Gawd.  It makes me tired just re-living it.

As if this endless stream of dangerous fantasy wasn’t paralyzing in and of itself, a few days back, Frank Schaeffer posted a great piece on the extreme religious right, how the decades of growth of the politicized religious right led to the Nine-Twelvers.  He shares what he believes these folks really want in American politics, how it shapes the bizarre thinking that sparks cries of “socialism” and considers the bulk of American society as agents of Satan.  Literally.  I value Schaeffer’s perspective, as an religious right insider from childhood, who late in life left the flock after realizing how crazy his isolated world view had become.

But it scares me – knowing what’s going on down deep in the thinking of the Christian extremists – and Schaeffer’s piece on the Nine-Twelvers ramped up my immobilization, my writers block, if you will. 

I guess the Joe Wilson thing broke the gridlock for me.  I moved from jaw-drop to thinking again, in actual words and sentences  instead of the white noise of my cacophony of outrage.  Because it is outrage – outrage that people are so far gone in how they think about our society, casting the events around them in a light which has nothing to do with facts, and everything to do with fear.  Fear, I think, of change, and of the Other.  Add the adrenaline rush of Being Part of a Movement!!! … I guess some people just can’t resist the cocktail of fear and adrenaline and a sense of Doing Something, anything, to gain an illusion of control.

One thing I know:  I have to resist the immobilizing jaw-drop experience, or I’ll cave to despair.  Venting – here or elsewhere – is just the medicine I need.

Art: So Moved

7 September 2009

I highly recommend this painting-and-commentary entry over at the New York Times website.  Artistically and linguistically simple, it’s a moving overview of how the response of leaders to public dissent has progressed over the last few centuries.

Maira Kalman: So Moved

1 September 2009

Related to the effects of rationing are the effects of high-cost medical care.

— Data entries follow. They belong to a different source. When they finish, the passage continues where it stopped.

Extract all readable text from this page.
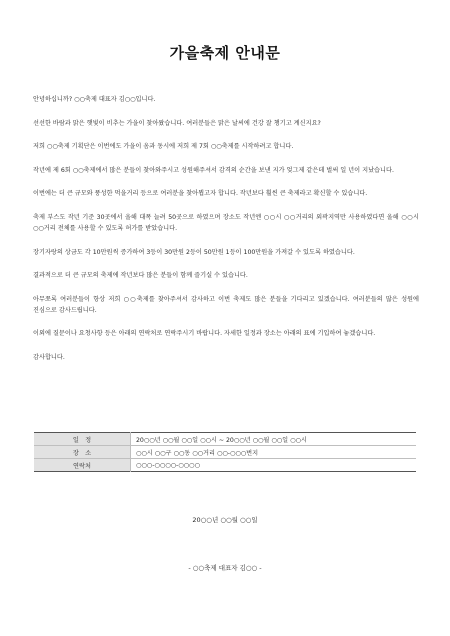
가을축제 안내문

안녕하십니까? ○○축제 대표자 김○○입니다.

선선한 바람과 맑은 햇빛이 비추는 가을이 찾아왔습니다. 여러분들은 맑은 날씨에 건강 잘 챙기고 계신지요?

저희 ○○축제 기획단은 이번에도 가을이 옴과 동시에 저희 제 7회 ○○축제를 시작하려고 합니다.

작년에 제 6회 ○○축제에서 많은 분들이 찾아와주시고 성원해주셔서 감격의 순간을 보낸 지가 엊그제 같은데 벌써 일 년이 지났습니다.

이번에는 더 큰 규모와 풍성한 먹을거리 등으로 여러분을 찾아뵙고자 합니다. 작년보다 훨씬 큰 축제라고 확신할 수 있습니다.

축제 부스도 작년 기준 30곳에서 올해 대폭 늘려 50곳으로 하였으며 장소도 작년엔 ○○시 ○○거리의 외곽지역만 사용하였다면 올해 ○○시 ○○거리 전체를 사용할 수 있도록 허가를 받았습니다.

장기자랑의 상금도 각 10만원씩 증가하여 3등이 30만원 2등이 50만원 1등이 100만원을 가져갈 수 있도록 하였습니다.

결과적으로 더 큰 규모의 축제에 작년보다 많은 분들이 함께 즐기실 수 있습니다.

아무쪼록 여러분들이 항상 저희 ○○축제를 찾아주셔서 감사하고 이번 축제도 많은 분들을 기다리고 있겠습니다. 여러분들의 많은 성원에 진심으로 감사드립니다.

이외에 질문이나 요청사항 등은 아래의 연락처로 연락주시기 바랍니다. 자세한 일정과 장소는 아래의 표에 기입하여 놓겠습니다.

감사합니다.

일　정	20○○년 ○○월 ○○일 ○○시 ~ 20○○년 ○○월 ○○일 ○○시
장　소	○○시 ○○구 ○○동 ○○거리 ○○-○○○번지
연락처	○○○-○○○○-○○○○
20○○년 ○○월 ○○일
- ○○축제 대표자 김○○ -
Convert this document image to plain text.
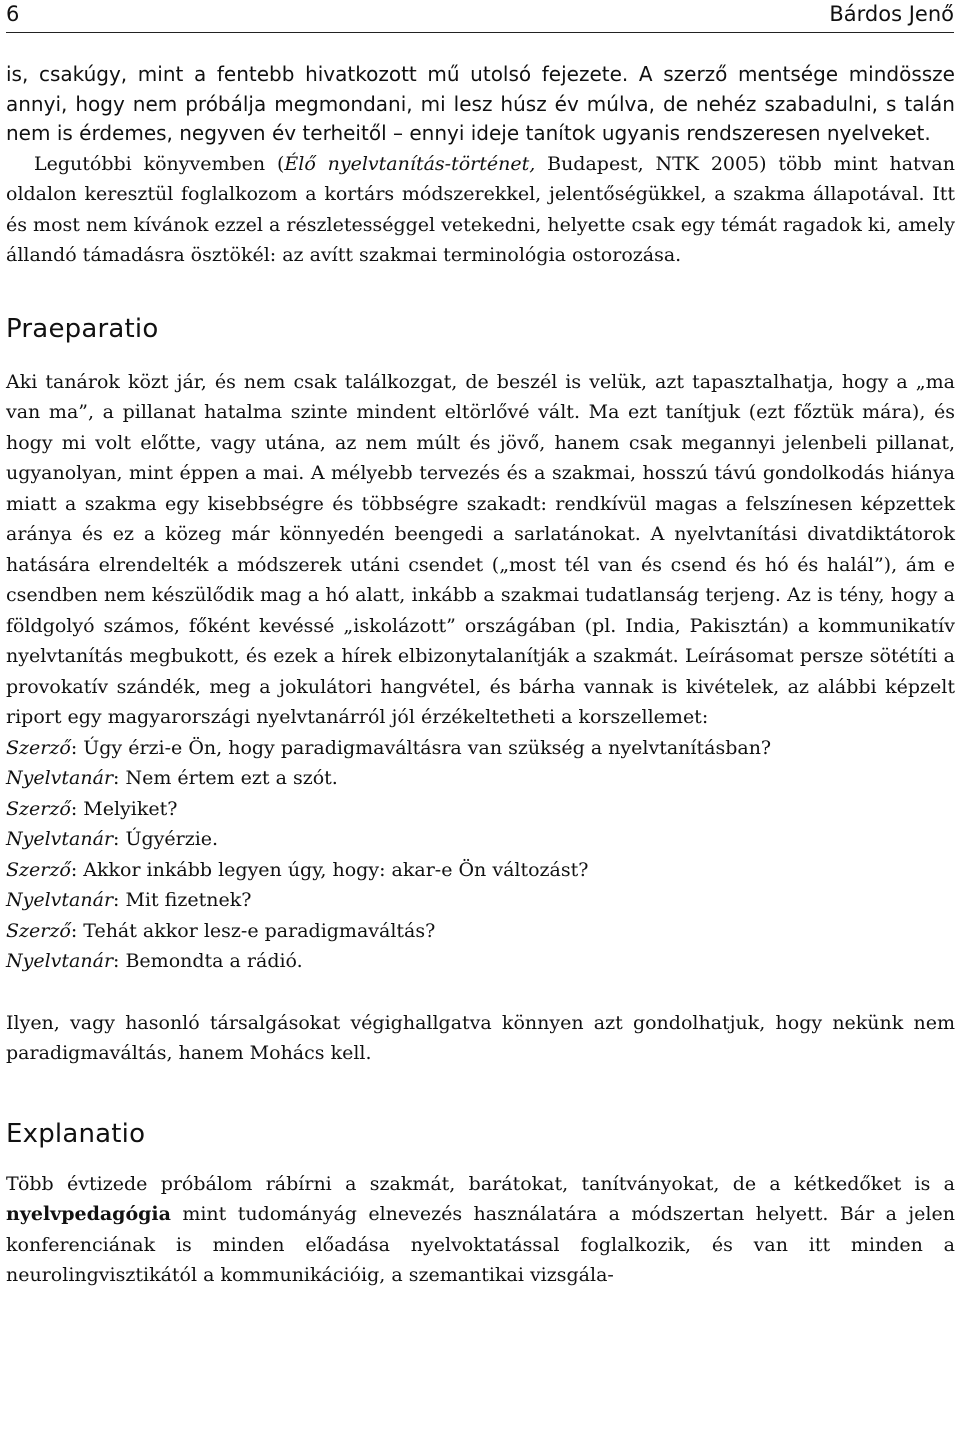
6	Bárdos Jenő

is, csakúgy, mint a fentebb hivatkozott mű utolsó fejezete. A szerző mentsége mindössze annyi, hogy nem próbálja megmondani, mi lesz húsz év múlva, de nehéz szabadulni, s talán nem is érdemes, negyven év terheitől – ennyi ideje tanítok ugyanis rendszeresen nyelveket.

Legutóbbi könyvemben (Élő nyelvtanítás-történet, Budapest, NTK 2005) több mint hatvan oldalon keresztül foglalkozom a kortárs módszerekkel, jelentőségükkel, a szakma állapotával. Itt és most nem kívánok ezzel a részletességgel vetekedni, helyette csak egy témát ragadok ki, amely állandó támadásra ösztökél: az avítt szakmai terminológia ostorozása.

Praeparatio

Aki tanárok közt jár, és nem csak találkozgat, de beszél is velük, azt tapasztalhatja, hogy a „ma van ma”, a pillanat hatalma szinte mindent eltörlővé vált. Ma ezt tanítjuk (ezt főztük mára), és hogy mi volt előtte, vagy utána, az nem múlt és jövő, hanem csak megannyi jelenbeli pillanat, ugyanolyan, mint éppen a mai. A mélyebb tervezés és a szakmai, hosszú távú gondolkodás hiánya miatt a szakma egy kisebbségre és többségre szakadt: rendkívül magas a felszínesen képzettek aránya és ez a közeg már könnyedén beengedi a sarlatánokat. A nyelvtanítási divatdiktátorok hatására elrendelték a módszerek utáni csendet („most tél van és csend és hó és halál”), ám e csendben nem készülődik mag a hó alatt, inkább a szakmai tudatlanság terjeng. Az is tény, hogy a földgolyó számos, főként kevéssé „iskolázott” országában (pl. India, Pakisztán) a kommunikatív nyelvtanítás megbukott, és ezek a hírek elbizonytalanítják a szakmát. Leírásomat persze sötétíti a provokatív szándék, meg a jokulátori hangvétel, és bárha vannak is kivételek, az alábbi képzelt riport egy magyarországi nyelvtanárról jól érzékeltetheti a korszellemet:

Szerző: Úgy érzi-e Ön, hogy paradigmaváltásra van szükség a nyelvtanításban?

Nyelvtanár: Nem értem ezt a szót.

Szerző: Melyiket?

Nyelvtanár: Úgyérzie.

Szerző: Akkor inkább legyen úgy, hogy: akar-e Ön változást?

Nyelvtanár: Mit fizetnek?

Szerző: Tehát akkor lesz-e paradigmaváltás?

Nyelvtanár: Bemondta a rádió.

Ilyen, vagy hasonló társalgásokat végighallgatva könnyen azt gondolhatjuk, hogy nekünk nem paradigmaváltás, hanem Mohács kell.

Explanatio

Több évtizede próbálom rábírni a szakmát, barátokat, tanítványokat, de a kétkedőket is a nyelvpedagógia mint tudományág elnevezés használatára a módszertan helyett. Bár a jelen konferenciának is minden előadása nyelvoktatással foglalkozik, és van itt minden a neurolingvisztikától a kommunikációig, a szemantikai vizsgála-
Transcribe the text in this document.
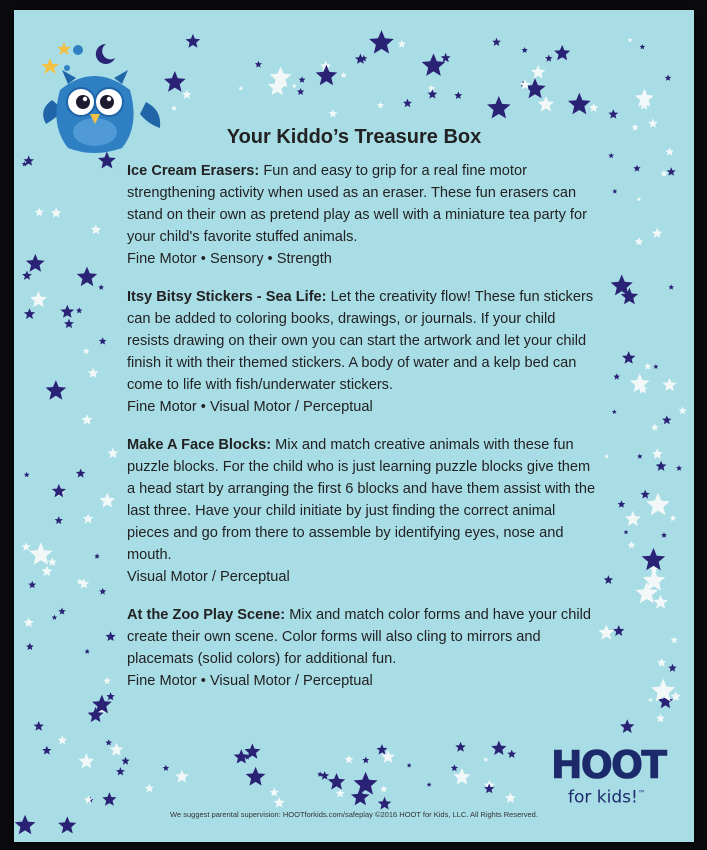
Your Kiddo’s Treasure Box
Ice Cream Erasers: Fun and easy to grip for a real fine motor strengthening activity when used as an eraser. These fun erasers can stand on their own as pretend play as well with a miniature tea party for your child's favorite stuffed animals.
Fine Motor • Sensory • Strength
Itsy Bitsy Stickers - Sea Life: Let the creativity flow! These fun stickers can be added to coloring books, drawings, or journals. If your child resists drawing on their own you can start the artwork and let your child finish it with their themed stickers. A body of water and a kelp bed can come to life with fish/underwater stickers.
Fine Motor • Visual Motor / Perceptual
Make A Face Blocks: Mix and match creative animals with these fun puzzle blocks. For the child who is just learning puzzle blocks give them a head start by arranging the first 6 blocks and have them assist with the last three. Have your child initiate by just finding the correct animal pieces and go from there to assemble by identifying eyes, nose and mouth.
Visual Motor / Perceptual
At the Zoo Play Scene: Mix and match color forms and have your child create their own scene. Color forms will also cling to mirrors and placemats (solid colors) for additional fun.
Fine Motor • Visual Motor / Perceptual
HOOT
for kids!™
We suggest parental supervision: HOOTforkids.com/safeplay ©2016 HOOT for Kids, LLC. All Rights Reserved.
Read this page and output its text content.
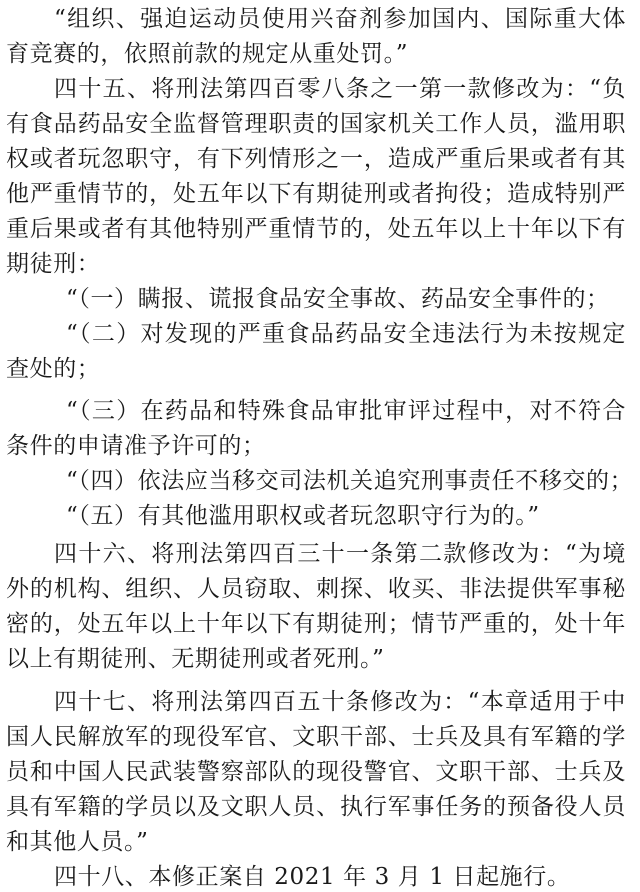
“组织、强迫运动员使用兴奋剂参加国内、国际重大体
育竞赛的，依照前款的规定从重处罚。”
四十五、将刑法第四百零八条之一第一款修改为：“负
有食品药品安全监督管理职责的国家机关工作人员，滥用职
权或者玩忽职守，有下列情形之一，造成严重后果或者有其
他严重情节的，处五年以下有期徒刑或者拘役；造成特别严
重后果或者有其他特别严重情节的，处五年以上十年以下有
期徒刑：
“（一）瞒报、谎报食品安全事故、药品安全事件的；
“（二）对发现的严重食品药品安全违法行为未按规定
查处的；
“（三）在药品和特殊食品审批审评过程中，对不符合
条件的申请准予许可的；
“（四）依法应当移交司法机关追究刑事责任不移交的；
“（五）有其他滥用职权或者玩忽职守行为的。”
四十六、将刑法第四百三十一条第二款修改为：“为境
外的机构、组织、人员窃取、刺探、收买、非法提供军事秘
密的，处五年以上十年以下有期徒刑；情节严重的，处十年
以上有期徒刑、无期徒刑或者死刑。”
四十七、将刑法第四百五十条修改为：“本章适用于中
国人民解放军的现役军官、文职干部、士兵及具有军籍的学
员和中国人民武装警察部队的现役警官、文职干部、士兵及
具有军籍的学员以及文职人员、执行军事任务的预备役人员
和其他人员。”
四十八、本修正案自 2021 年 3 月 1 日起施行。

After discussing the impact on family finances and stability when a member becomes severely ill, Steve Benen notes:

No other industrialized democracy on earth allows its citizens to endure such nightmares. […] an American Journal of Medicine study that found 62% of all American bankruptcies are linked to medical bills — and more than three out of four of those bankruptcies occurred among those with insurance. Again, every citizen of every other industrialized democracy on the planet need not worry about such a scenario. [emphasis mine]

He offers this as a suggested appeal to the Republican sense of cost consciousness.  You’d think this would work.  It probably won’t.